Maggie T.
If you’re reading this, do the thing you think you cannot do.
Self-conscious, anxiety-ridden, and high-strung. These three words were the epitome of my personality for a great portion of my life. I was scared to do anything, constantly worrying about what others thought of me, and apprehensive to step just an inch out of my comfort zone. I hated this version of myself; however, as I entered high school, it seemed to be the only version that existed. Attending the largest high school in the state of South Carolina was daunting, so I often only interacted with my inner circle and did not get involved. Growing up a competitive dancer, I had decided that would be the only extracurricular activity I was involved in. This all changed when schools closed, businesses shut their doors, and the world stopped.
I was sitting in the movie theater with my best friend when school was cancelled for two weeks due to an unknown virus. We cheered for an extra-long spring break and talked about all we were going to do with this extra time. Little did we know what was coming next, and little did I know how much it would change me as a person.
In March of 2020, the world shut down due to the COVID-19 virus, and I was locked inside the four walls of my house. As someone who does not enjoy change, this sudden shift in all I had ever known caused me to spiral. I cried often, continuously asked when the craziness would end, and made myself busy with meaningless tasks in order to cope. One day, my parents sat me down and told me that while this time was unprecedented, I could use it to wallow in my own self-pity or work each day to better myself. Their words made me angry. I stormed off, slammed my door, and cried. Later that same day, my mom sent a screenshot of a quote from Facebook. It was written by Eleanor Roosevelt, and said, “You gain strength, courage, and confidence by every experience in which you really stop to look fear in the face. Do the thing you think you cannot do.”
That day, my mindset changed. My perspective changed. I changed.

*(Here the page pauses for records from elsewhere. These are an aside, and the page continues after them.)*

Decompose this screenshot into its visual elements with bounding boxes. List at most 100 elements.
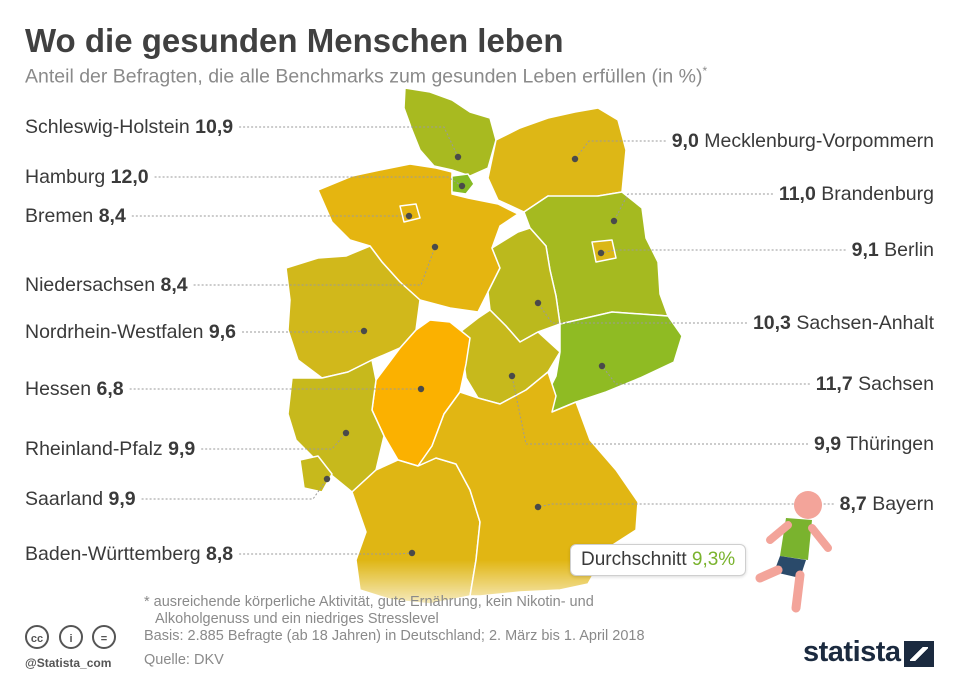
state-schleswig-holstein [403,87,497,177]
dot-schleswig-holstein [454,153,462,161]
footnote: * ausreichende körperliche Aktivität, gu… [144,594,594,628]
label-rheinland-pfalz: Rheinland-Pfalz 9,9 [25,437,195,461]
label-nordrhein-westfalen: Nordrhein-Westfalen 9,6 [25,320,236,344]
label-hamburg: Hamburg 12,0 [25,165,149,189]
dot-nordrhein-westfalen [360,327,368,335]
label-name: Mecklenburg-Vorpommern [704,130,934,152]
label-value: 9,0 [671,130,699,152]
label-niedersachsen: Niedersachsen 8,4 [25,273,188,297]
dot-berlin [597,249,605,257]
label-value: 11,7 [815,373,853,395]
dot-sachsen-anhalt [534,299,542,307]
label-value: 8,7 [839,493,867,515]
state-bayern [417,371,639,597]
label-value: 6,8 [96,378,124,400]
label-name: Bayern [872,493,934,515]
label-value: 9,9 [108,488,136,510]
footnote-line-1: * ausreichende körperliche Aktivität, gu… [144,594,594,610]
state-berlin [591,239,617,263]
label-berlin: 9,1 Berlin [852,238,934,262]
label-value: 12,0 [110,166,149,188]
by-icon: i [59,625,83,649]
subtitle-footnote-mark: * [702,64,708,78]
leader-brandenburg [613,193,773,222]
leader-sachsen [601,365,810,385]
label-name: Sachsen-Anhalt [796,312,934,334]
dot-bayern [534,503,542,511]
label-name: Bremen [25,205,94,227]
label-name: Thüringen [846,433,934,455]
label-name: Hessen [25,378,92,400]
dot-hessen [417,385,425,393]
label-bremen: Bremen 8,4 [25,204,126,228]
label-name: Hamburg [25,166,106,188]
label-value: 8,4 [98,205,126,227]
label-value: 9,1 [851,239,879,261]
dot-sachsen [598,362,606,370]
label-name: Niedersachsen [25,274,156,296]
footnote-line-2: Alkoholgenuss und ein niedriges Stressle… [155,611,439,627]
label-name: Baden-Württemberg [25,543,201,565]
label-saarland: Saarland 9,9 [25,487,136,511]
subtitle-text: Anteil der Befragten, die alle Benchmark… [25,65,703,88]
label-baden-württemberg: Baden-Württemberg 8,8 [25,542,233,566]
statista-logo-icon [904,641,934,667]
dot-baden-württemberg [408,549,416,557]
dot-niedersachsen [431,243,439,251]
label-value: 11,0 [778,183,816,205]
label-name: Nordrhein-Westfalen [25,321,204,343]
label-brandenburg: 11,0 Brandenburg [779,182,934,206]
leader-baden-württemberg [239,552,413,555]
label-value: 9,6 [208,321,237,343]
label-name: Brandenburg [821,183,934,205]
leader-sachsen-anhalt [537,302,747,324]
state-sachsen-anhalt [487,227,561,343]
basis-note: Basis: 2.885 Befragte (ab 18 Jahren) in … [144,628,645,644]
label-value: 9,9 [814,433,842,455]
source-note: Quelle: DKV [144,652,224,668]
leader-rheinland-pfalz [201,432,347,450]
dot-rheinland-pfalz [342,429,350,437]
label-name: Saarland [25,488,104,510]
label-value: 10,9 [195,116,234,138]
chart-subtitle: Anteil der Befragten, die alle Benchmark… [25,64,707,89]
state-saarland [299,455,333,493]
average-badge: Durchschnitt 9,3% [570,544,747,576]
label-name: Schleswig-Holstein [25,116,190,138]
leader-hamburg [154,176,463,187]
label-value: 8,8 [206,543,234,565]
label-value: 9,9 [168,438,196,460]
dot-thüringen [508,372,516,380]
average-label: Durchschnitt [581,549,687,570]
dot-bremen [405,212,413,220]
leader-saarland [141,478,328,500]
nd-icon: = [92,625,116,649]
leader-bayern [537,503,834,508]
label-value: 10,3 [752,312,791,334]
label-sachsen: 11,7 Sachsen [816,372,934,396]
state-sachsen [545,311,683,413]
label-hessen: Hessen 6,8 [25,377,124,401]
state-rheinland-pfalz [287,359,385,493]
label-mecklenburg-vorpommern: 9,0 Mecklenburg-Vorpommern [672,129,934,153]
dot-mecklenburg-vorpommern [571,155,579,163]
statista-logo[interactable]: statista [803,636,901,668]
label-name: Berlin [884,239,934,261]
label-thüringen: 9,9 Thüringen [814,432,934,456]
dot-hamburg [458,182,466,190]
label-schleswig-holstein: Schleswig-Holstein 10,9 [25,115,233,139]
cc-icon: cc [25,625,49,649]
chart-title: Wo die gesunden Menschen leben [25,22,564,59]
dot-saarland [323,475,331,483]
leader-mecklenburg-vorpommern [574,140,666,160]
label-sachsen-anhalt: 10,3 Sachsen-Anhalt [753,311,934,335]
dot-brandenburg [610,217,618,225]
label-value: 8,4 [160,274,188,296]
statista-handle[interactable]: @Statista_com [25,656,112,670]
label-name: Rheinland-Pfalz [25,438,163,460]
leader-berlin [600,249,846,254]
average-value: 9,3% [691,549,736,570]
leader-nordrhein-westfalen [242,330,365,333]
leader-schleswig-holstein [239,126,459,158]
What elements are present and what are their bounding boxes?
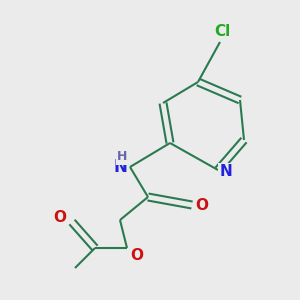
Text: N: N <box>113 158 127 176</box>
Text: Cl: Cl <box>214 25 230 40</box>
Text: O: O <box>53 209 67 224</box>
Text: O: O <box>196 197 208 212</box>
Text: N: N <box>220 164 232 179</box>
Text: H: H <box>117 151 127 164</box>
Text: O: O <box>130 248 143 263</box>
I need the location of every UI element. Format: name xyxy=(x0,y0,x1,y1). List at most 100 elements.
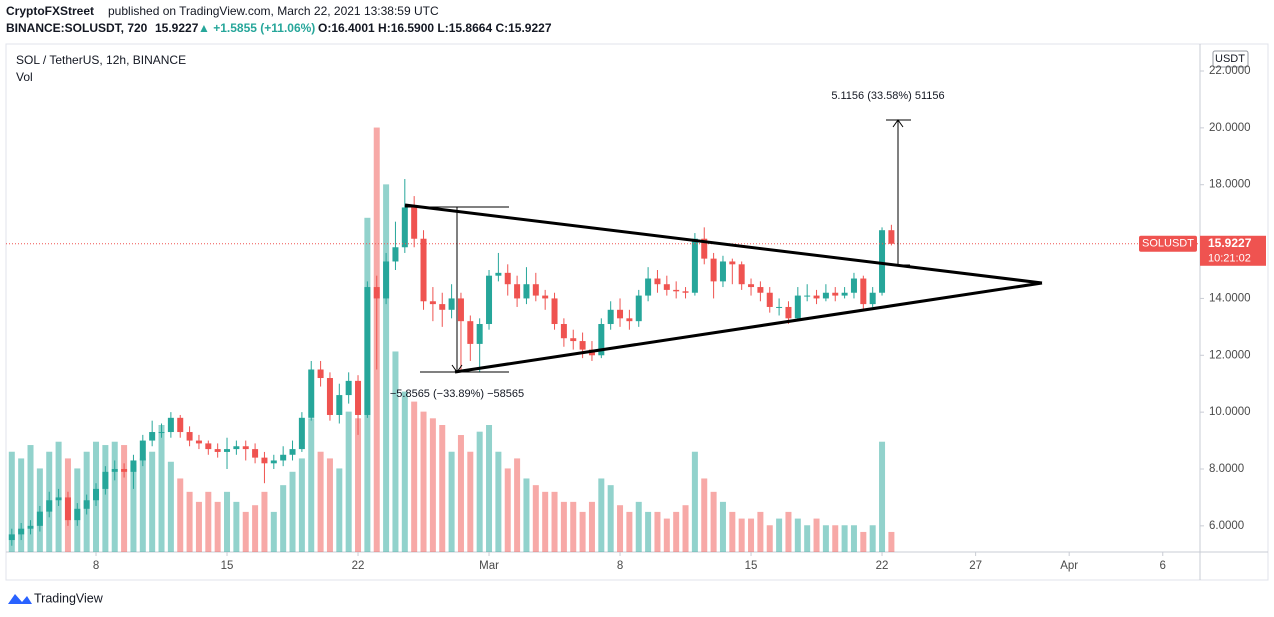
candle-body xyxy=(841,292,848,296)
volume-bar xyxy=(626,511,633,552)
volume-bar xyxy=(457,435,464,552)
x-tick-label: Apr xyxy=(1060,560,1078,572)
volume-bar xyxy=(401,391,408,552)
volume-bar xyxy=(766,525,773,552)
candle-body xyxy=(560,324,567,339)
price-tag xyxy=(1200,235,1266,266)
arrow-head xyxy=(892,119,904,128)
volume-bar xyxy=(476,431,483,552)
volume-bar xyxy=(869,525,876,552)
lower-trendline xyxy=(454,281,1043,374)
candle-body xyxy=(626,318,633,322)
candle-body xyxy=(130,460,137,472)
candle-body xyxy=(635,295,642,322)
candle-body xyxy=(448,298,455,310)
candle-body xyxy=(420,238,427,302)
candle-body xyxy=(111,468,118,472)
candle-body xyxy=(121,468,128,472)
candle-body xyxy=(813,295,820,299)
candle-body xyxy=(64,497,71,521)
candle-body xyxy=(411,207,418,239)
volume-bar xyxy=(111,441,118,552)
candle-body xyxy=(879,230,886,293)
candle-body xyxy=(326,378,333,415)
candle-body xyxy=(663,284,670,290)
measure-up xyxy=(886,119,911,266)
candle-body xyxy=(167,417,174,433)
volume-bar xyxy=(270,511,277,552)
candle-body xyxy=(719,261,726,282)
volume-bar xyxy=(860,531,867,552)
candle-body xyxy=(570,338,577,342)
volume-bar xyxy=(532,485,539,552)
arrow-head xyxy=(451,364,463,373)
candle-body xyxy=(486,275,493,325)
candle-body xyxy=(383,261,390,299)
volume-bar xyxy=(645,511,652,552)
header-ohlc: O:16.4001 H:16.5900 L:15.8664 C:15.9227 xyxy=(318,21,552,35)
volume-bar xyxy=(195,501,202,552)
volume-bar xyxy=(850,525,857,552)
volume-bar xyxy=(298,458,305,552)
volume-bar xyxy=(841,525,848,552)
x-tick-label: 22 xyxy=(876,560,889,572)
candle-body xyxy=(551,298,558,325)
legend-title: SOL / TetherUS, 12h, BINANCE xyxy=(16,53,186,67)
volume-bar xyxy=(570,501,577,552)
candle-body xyxy=(523,284,530,299)
volume-bar xyxy=(579,511,586,552)
candle-body xyxy=(214,449,221,452)
volume-bar xyxy=(617,505,624,552)
volume-bar xyxy=(738,518,745,552)
x-tick-label: 15 xyxy=(221,560,234,572)
candle-body xyxy=(345,380,352,396)
volume-bar xyxy=(280,485,287,552)
volume-bar xyxy=(345,411,352,552)
volume-bar xyxy=(879,441,886,552)
volume-bar xyxy=(804,525,811,552)
candle-body xyxy=(36,511,43,526)
candle-body xyxy=(139,440,146,461)
candle-body xyxy=(252,449,259,458)
author: CryptoFXStreet xyxy=(6,4,94,18)
volume-bar xyxy=(158,425,165,552)
header-price: 15.9227 xyxy=(155,21,199,35)
header-change: ▲ +1.5855 (+11.06%) xyxy=(198,21,315,35)
x-tick-label: 8 xyxy=(617,560,623,572)
x-tick-label: 8 xyxy=(93,560,99,572)
volume-bar xyxy=(355,418,362,552)
candle-body xyxy=(467,321,474,344)
volume-bar xyxy=(514,458,521,552)
currency: USDT xyxy=(1215,53,1245,65)
candle-body xyxy=(617,309,624,319)
volume-bar xyxy=(813,518,820,552)
candle-body xyxy=(261,457,268,464)
volume-bar xyxy=(635,501,642,552)
candle-body xyxy=(532,284,539,296)
volume-bar xyxy=(392,351,399,552)
x-tick-label: 6 xyxy=(1160,560,1166,572)
candle-body xyxy=(701,238,708,259)
candle-body xyxy=(233,446,240,450)
volume-bar xyxy=(719,501,726,552)
candle-body xyxy=(888,230,895,244)
y-tick-label: 18.0000 xyxy=(1209,179,1251,191)
legend-volume: Vol xyxy=(16,70,33,84)
candle-body xyxy=(298,417,305,450)
volume-bar xyxy=(429,418,436,552)
symbol: BINANCE:SOLUSDT, 720 xyxy=(6,21,148,35)
volume-bar xyxy=(18,458,25,552)
candle-body xyxy=(738,264,745,285)
volume-bar xyxy=(757,511,764,552)
volume-bar xyxy=(289,471,296,552)
currency-box[interactable] xyxy=(1212,50,1249,68)
measure-down xyxy=(405,206,509,373)
candle-body xyxy=(757,287,764,293)
candle-body xyxy=(195,440,202,444)
volume-bar xyxy=(486,425,493,552)
candle-body xyxy=(401,207,408,248)
candle-body xyxy=(645,278,652,296)
triangle xyxy=(404,203,1043,374)
candle-body xyxy=(542,295,549,299)
volume-bar xyxy=(139,458,146,552)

It didn’t all happen at once. It was often messy. There were setbacks and failed attempts at becoming a better version of myself, but the important thing was that something in me changed.
The minute my community had risen back to its feet after the detriments of Covid-19, and the school doors opened, I hit the ground running. The confidence I had once lacked was there. The self-doubt that played on repeat in my head was significantly silenced. I continued to perform as a competitive dancer, was crowned Miss Dorman High School 2022, served as student body president, and worked in my community as Miss Spartanburg Teen 2023. My sense of self changed during the COVID-19 shutdown, and the young girl who was anxious, worried, and insecure morphed into a confident and self-assured woman who was aware of her worth. Because of this, I serve on the Clemson Undergraduate Student Senate, am a member of the Gamma Phi Beta Sorority, work as a tour guide through the Clemson Guide Association, and serve as Miss Upstate 2025, where I advocate for higher education opportunities for individuals with intellectual and developmental disabilities through LIFE programs.
So, to the person out there who cannot seem to find their footing, stop. Look fear in the face. Do the things you think you cannot do.